Da kommt eine Truppe auf "Junggesellenabschied". Es sind junge Bauern, die die Hochzeit von Masetto und Zerlina feiern wollen. Don Giovanni wirft ein Auge auf die blutjunge, hübsche und naive Braut Zerlina, und sieht in ihr sofort das nächste Opfer. Unter einem Vorwand schickt er Masetto fort und macht sich an Zerlina heran, die in ihrer Naivität Don Giovanni ohne Gegenwehr verfällt. Donna Elvira hat den Annäherungsversuch mitbekommen und kann Zerlina erfolgreich warnen. Damit ist Don Giovanni zunächst einmal kaltgestellt.

Don Giovanni schmiedet einen Plan, um sich der schönen Zerlina dennoch zu bemächtigen: Er bittet zu einem großen Fest auf sein Schloss, alle werden eingeladen! Donna Anna und Don Ottavio, Donna Elvira, die er den beiden als "Geistesverwirrte" vorstellt, und natürlich auch Zerlina. Donna Anna hat an Tonfall und Redewendungen den Mörder ihres Vaters erkannt und fordert Don Ottavio zur Rache auf. Inzwischen verkündet Don Giovanni Leporello, dass er auf dem Fest seine nächste Eroberung machen wolle.

3. Szene:

Masetto rast vor Eifersucht. Auf den Weg zum Schloss bitte Zerlina Masetto in einer ganz anrührenden Arie um Verzeihung. Aber auch wenn Masetto nur ein einfacher Bauerntölpel ist, hat er doch mitbekommen, dass Don Giovanni seine junge Braut auf dem Fest verführen will und dass Zerlina durchaus auch bereit ist, sich verführen zu lassen. Zum Schein geht er auf die Beruhigung von Zerlina ein, versteckt sich allerdings, um sie zu beobachten.
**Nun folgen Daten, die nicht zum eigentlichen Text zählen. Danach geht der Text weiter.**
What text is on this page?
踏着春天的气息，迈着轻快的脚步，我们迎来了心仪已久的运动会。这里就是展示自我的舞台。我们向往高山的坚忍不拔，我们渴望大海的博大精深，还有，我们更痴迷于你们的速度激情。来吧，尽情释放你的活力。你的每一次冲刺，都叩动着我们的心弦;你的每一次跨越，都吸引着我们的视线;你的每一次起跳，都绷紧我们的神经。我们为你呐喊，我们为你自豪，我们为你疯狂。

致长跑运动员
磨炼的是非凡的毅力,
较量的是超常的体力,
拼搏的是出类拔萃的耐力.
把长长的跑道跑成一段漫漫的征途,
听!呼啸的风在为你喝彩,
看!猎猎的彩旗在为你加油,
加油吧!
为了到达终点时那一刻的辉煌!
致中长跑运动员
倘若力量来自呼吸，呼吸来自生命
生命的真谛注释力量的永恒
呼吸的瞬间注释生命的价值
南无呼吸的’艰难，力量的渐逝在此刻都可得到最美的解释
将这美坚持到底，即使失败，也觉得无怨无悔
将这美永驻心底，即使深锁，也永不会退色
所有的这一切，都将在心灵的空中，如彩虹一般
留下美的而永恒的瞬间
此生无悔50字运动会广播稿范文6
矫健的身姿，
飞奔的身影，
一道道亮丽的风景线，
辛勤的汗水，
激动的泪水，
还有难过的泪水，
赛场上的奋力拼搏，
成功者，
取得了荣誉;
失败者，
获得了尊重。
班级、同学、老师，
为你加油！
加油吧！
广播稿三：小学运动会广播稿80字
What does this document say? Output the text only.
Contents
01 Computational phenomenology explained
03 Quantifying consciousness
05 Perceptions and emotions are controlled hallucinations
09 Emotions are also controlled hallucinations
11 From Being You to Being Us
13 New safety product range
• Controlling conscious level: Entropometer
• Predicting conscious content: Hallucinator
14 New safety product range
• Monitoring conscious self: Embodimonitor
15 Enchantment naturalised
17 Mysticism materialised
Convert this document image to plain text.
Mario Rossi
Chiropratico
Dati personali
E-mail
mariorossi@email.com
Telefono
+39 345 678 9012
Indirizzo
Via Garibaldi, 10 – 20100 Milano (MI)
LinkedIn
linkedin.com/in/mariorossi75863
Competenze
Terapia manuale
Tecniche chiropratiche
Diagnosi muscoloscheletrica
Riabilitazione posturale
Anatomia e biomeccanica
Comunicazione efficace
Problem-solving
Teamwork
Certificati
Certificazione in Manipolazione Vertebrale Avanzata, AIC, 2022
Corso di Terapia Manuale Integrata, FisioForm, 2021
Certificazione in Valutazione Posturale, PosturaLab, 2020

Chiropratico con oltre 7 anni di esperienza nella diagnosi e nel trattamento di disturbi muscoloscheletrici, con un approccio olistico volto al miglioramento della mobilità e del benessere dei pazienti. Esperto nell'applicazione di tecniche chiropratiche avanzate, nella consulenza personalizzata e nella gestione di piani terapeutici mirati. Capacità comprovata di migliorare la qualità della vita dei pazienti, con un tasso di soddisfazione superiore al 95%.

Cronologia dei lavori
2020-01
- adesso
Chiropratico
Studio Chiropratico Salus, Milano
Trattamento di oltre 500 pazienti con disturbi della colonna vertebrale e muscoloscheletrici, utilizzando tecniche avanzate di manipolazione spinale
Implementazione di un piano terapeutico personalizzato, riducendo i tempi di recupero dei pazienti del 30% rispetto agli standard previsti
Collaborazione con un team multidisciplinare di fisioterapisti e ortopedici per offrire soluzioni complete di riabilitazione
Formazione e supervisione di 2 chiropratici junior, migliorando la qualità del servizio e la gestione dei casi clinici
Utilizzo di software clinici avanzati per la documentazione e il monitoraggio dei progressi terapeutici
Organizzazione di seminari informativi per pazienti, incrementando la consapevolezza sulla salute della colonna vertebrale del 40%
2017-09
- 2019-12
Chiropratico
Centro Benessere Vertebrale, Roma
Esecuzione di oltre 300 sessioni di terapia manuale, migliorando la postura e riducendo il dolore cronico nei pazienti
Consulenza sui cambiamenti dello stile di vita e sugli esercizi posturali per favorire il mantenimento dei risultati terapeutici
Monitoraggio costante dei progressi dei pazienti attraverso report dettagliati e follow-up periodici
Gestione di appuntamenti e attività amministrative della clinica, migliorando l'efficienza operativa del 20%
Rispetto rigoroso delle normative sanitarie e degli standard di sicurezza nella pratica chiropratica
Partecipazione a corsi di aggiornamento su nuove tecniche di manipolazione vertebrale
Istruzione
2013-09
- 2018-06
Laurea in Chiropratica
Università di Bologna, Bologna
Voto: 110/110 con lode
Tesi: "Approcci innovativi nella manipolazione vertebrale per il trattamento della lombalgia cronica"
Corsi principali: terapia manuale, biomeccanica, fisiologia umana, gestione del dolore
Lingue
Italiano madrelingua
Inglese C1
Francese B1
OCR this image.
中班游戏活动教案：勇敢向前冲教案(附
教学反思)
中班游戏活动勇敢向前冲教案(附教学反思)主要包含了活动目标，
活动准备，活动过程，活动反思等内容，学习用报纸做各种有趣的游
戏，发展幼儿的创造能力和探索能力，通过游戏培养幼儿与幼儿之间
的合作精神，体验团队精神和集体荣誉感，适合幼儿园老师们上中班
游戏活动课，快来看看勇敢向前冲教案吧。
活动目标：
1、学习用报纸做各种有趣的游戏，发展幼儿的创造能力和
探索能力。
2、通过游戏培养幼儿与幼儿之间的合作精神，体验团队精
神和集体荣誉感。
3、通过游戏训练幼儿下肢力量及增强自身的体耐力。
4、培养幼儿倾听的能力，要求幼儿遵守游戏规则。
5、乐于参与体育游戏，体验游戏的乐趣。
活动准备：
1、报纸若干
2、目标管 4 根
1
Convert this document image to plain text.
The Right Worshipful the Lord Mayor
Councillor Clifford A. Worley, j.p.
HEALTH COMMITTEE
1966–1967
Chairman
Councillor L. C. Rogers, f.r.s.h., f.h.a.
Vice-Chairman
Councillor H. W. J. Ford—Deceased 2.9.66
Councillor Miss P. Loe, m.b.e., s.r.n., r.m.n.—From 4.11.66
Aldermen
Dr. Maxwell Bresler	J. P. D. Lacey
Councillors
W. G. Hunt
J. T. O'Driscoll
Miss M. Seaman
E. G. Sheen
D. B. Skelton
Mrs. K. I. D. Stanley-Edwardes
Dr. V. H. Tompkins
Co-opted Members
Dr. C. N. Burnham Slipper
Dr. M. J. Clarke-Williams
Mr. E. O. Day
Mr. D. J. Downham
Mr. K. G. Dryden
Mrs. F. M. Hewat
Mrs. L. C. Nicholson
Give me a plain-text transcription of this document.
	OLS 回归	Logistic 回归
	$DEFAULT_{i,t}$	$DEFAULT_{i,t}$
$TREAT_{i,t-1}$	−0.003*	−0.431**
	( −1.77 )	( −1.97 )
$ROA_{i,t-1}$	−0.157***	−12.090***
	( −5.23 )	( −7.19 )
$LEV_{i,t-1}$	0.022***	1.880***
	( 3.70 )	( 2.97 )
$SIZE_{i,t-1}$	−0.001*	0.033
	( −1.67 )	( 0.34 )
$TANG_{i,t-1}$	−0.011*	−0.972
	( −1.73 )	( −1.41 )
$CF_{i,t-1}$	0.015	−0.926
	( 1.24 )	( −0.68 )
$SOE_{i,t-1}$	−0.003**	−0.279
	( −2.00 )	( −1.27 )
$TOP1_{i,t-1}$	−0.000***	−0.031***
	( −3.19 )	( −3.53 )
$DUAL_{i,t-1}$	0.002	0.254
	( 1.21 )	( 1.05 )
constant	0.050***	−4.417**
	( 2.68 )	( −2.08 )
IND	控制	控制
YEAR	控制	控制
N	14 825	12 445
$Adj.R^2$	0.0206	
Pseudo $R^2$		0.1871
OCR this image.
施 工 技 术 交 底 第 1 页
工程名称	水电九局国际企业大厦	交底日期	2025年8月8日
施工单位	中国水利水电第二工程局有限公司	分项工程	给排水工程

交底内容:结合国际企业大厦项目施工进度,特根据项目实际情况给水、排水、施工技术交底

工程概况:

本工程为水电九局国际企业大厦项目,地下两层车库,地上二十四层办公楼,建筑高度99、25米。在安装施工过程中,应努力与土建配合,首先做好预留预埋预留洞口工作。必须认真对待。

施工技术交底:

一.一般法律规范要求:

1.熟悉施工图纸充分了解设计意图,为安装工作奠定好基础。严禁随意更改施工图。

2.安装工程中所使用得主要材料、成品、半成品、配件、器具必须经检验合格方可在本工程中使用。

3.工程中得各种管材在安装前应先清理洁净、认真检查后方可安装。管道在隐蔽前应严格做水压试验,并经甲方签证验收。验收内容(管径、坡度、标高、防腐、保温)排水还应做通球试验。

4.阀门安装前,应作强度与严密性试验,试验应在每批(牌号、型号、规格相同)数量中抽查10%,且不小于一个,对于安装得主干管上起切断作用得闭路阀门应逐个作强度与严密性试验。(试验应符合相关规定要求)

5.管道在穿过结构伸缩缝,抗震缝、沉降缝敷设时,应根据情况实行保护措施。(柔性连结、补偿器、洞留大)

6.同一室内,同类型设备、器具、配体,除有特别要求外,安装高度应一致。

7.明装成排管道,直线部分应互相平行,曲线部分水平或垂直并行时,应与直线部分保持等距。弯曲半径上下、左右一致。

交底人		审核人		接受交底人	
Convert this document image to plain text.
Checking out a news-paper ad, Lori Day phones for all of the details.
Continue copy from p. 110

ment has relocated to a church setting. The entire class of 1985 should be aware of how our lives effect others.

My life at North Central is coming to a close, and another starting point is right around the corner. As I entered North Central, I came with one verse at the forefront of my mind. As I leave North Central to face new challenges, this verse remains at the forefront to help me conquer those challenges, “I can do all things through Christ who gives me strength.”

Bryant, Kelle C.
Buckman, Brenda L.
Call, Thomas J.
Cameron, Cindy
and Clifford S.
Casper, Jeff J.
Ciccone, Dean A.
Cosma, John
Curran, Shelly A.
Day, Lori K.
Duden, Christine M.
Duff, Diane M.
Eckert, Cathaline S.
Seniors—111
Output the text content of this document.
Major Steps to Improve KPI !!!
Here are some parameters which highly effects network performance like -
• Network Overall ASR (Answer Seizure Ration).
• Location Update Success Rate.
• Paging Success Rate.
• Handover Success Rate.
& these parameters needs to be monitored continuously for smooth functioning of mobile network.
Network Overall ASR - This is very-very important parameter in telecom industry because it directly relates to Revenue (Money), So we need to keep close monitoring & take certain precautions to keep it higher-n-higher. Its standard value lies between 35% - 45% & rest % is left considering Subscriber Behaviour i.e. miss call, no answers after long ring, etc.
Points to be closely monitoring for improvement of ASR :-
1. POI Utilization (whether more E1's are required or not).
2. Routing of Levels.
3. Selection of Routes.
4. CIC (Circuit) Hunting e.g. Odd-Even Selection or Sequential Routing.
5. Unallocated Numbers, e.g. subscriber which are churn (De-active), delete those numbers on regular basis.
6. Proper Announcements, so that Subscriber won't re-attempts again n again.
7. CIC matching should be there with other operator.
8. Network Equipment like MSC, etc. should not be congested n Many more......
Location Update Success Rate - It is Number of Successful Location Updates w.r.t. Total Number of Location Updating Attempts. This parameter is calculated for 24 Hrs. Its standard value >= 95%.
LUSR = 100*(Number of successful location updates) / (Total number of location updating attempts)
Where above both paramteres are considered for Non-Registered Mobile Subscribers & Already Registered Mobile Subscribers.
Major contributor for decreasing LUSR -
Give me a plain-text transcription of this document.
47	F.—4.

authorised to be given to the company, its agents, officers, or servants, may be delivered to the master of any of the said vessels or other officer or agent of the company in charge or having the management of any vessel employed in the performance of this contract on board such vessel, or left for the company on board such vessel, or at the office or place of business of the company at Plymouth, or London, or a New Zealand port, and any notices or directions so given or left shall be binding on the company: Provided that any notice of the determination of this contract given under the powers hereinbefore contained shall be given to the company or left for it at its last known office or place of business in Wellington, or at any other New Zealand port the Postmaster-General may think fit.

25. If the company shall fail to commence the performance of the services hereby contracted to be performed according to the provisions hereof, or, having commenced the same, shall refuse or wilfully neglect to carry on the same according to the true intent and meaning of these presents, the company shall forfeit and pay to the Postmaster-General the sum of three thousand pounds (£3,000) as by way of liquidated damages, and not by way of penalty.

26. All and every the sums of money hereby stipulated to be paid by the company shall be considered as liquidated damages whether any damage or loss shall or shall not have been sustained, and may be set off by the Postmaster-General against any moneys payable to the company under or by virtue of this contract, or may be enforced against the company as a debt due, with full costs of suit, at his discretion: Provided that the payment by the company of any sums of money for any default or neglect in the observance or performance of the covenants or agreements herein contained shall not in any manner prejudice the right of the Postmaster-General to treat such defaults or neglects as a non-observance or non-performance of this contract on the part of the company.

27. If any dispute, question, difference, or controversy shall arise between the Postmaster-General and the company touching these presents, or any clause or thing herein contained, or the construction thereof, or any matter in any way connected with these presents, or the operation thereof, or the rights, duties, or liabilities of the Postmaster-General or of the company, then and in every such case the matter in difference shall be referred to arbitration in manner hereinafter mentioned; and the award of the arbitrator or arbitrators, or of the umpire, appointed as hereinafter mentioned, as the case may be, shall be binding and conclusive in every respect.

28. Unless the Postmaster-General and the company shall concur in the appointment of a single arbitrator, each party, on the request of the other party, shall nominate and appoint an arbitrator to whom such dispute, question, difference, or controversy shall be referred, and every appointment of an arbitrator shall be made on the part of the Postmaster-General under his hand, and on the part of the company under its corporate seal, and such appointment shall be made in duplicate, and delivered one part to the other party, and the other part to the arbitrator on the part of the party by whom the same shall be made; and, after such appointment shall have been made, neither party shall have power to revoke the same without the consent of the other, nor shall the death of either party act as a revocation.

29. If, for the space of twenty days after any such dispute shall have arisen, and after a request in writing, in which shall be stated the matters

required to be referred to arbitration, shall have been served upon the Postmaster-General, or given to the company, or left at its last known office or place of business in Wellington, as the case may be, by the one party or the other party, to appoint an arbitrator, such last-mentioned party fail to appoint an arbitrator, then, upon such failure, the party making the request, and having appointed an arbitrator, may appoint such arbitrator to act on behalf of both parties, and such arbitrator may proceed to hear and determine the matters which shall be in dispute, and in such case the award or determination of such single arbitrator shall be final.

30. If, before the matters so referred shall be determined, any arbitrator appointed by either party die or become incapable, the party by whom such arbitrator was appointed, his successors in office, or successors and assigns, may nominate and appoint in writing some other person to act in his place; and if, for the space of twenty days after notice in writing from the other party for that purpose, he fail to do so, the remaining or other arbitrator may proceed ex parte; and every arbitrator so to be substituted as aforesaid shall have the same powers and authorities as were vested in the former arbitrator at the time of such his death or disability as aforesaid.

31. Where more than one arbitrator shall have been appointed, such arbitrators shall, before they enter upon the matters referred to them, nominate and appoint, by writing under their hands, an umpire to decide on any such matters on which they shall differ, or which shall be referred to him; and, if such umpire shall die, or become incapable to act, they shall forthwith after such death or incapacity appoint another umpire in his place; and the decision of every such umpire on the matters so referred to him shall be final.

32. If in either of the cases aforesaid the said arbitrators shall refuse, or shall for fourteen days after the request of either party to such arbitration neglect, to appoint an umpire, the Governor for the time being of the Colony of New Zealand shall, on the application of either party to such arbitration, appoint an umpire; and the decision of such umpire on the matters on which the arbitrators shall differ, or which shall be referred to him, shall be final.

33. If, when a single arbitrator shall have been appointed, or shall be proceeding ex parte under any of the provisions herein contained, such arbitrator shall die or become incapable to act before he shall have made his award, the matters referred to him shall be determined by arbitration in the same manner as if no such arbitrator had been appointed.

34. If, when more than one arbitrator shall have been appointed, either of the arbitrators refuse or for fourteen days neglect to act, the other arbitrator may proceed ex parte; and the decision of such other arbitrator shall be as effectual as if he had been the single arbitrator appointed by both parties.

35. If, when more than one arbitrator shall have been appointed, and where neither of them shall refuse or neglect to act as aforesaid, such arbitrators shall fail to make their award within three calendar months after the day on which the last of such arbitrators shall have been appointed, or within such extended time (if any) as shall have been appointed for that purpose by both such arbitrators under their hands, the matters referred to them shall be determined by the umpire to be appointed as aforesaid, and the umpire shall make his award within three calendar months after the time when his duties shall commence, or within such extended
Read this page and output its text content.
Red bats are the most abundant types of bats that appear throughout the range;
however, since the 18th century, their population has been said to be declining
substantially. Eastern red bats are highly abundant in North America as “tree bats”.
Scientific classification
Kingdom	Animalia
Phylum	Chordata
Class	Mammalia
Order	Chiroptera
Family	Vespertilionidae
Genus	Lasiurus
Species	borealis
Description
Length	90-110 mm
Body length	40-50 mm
Da erscheinen auf dem Fest drei Maskierte (Anna, Ottavio, Elvira) die sich jetzt gegen Don Giovanni verbündet haben und ihr Rachegelöbnis erfüllen wollen.

4. Szene:

Der Ball ist in vollem Gange, Don Giovanni tanzt mit Zerlina und zieht sie in ein Séparée. Man hört in die Ballmusik hinein einen Hilferuf. Alle dringen auf Don Giovanni ein, auch die 3 Maskierten sind dabei. Don Ottavio zieht eine Pistole und richtet sie auf Don Giovanni. Dieser, in seiner Not, zeigt auf Leporello und bezichtigt ihn, der Verführer zu sein. Da stürzen sich alle auf den armen Leporello, der fürchterlich verprügelt wird, während Don Giovanni im allgemeinen Tumult flüchten kann.

2. Akt
1. Szene:

Leporello will kündigen, weil ihn die Eskapaden Don Giovannis fast das Leben gekostet haben. Don Giovanni hingegen jagt schon wieder einem Mädchen nach. Er überredet Leporello, die Kleider zu tauschen. Er will sich als sein eigener Diener bei Elviras Kammerzofe einschleichen. Da tritt Elvira auf den Balkon. Also soll jetzt Leporello in Don Giovannis Kleidern Donna Elvira ablenken und ihr tiefe Reue und ebensolche Liebe vorspielen, damit Don Giovanni bei der Zofe freie Bahn hat.
Don Giovanni bringt der Zofe ein Ständchen, nämlich die Fensterarie "Deh vieni alla finestra" (Komm ans Fenster).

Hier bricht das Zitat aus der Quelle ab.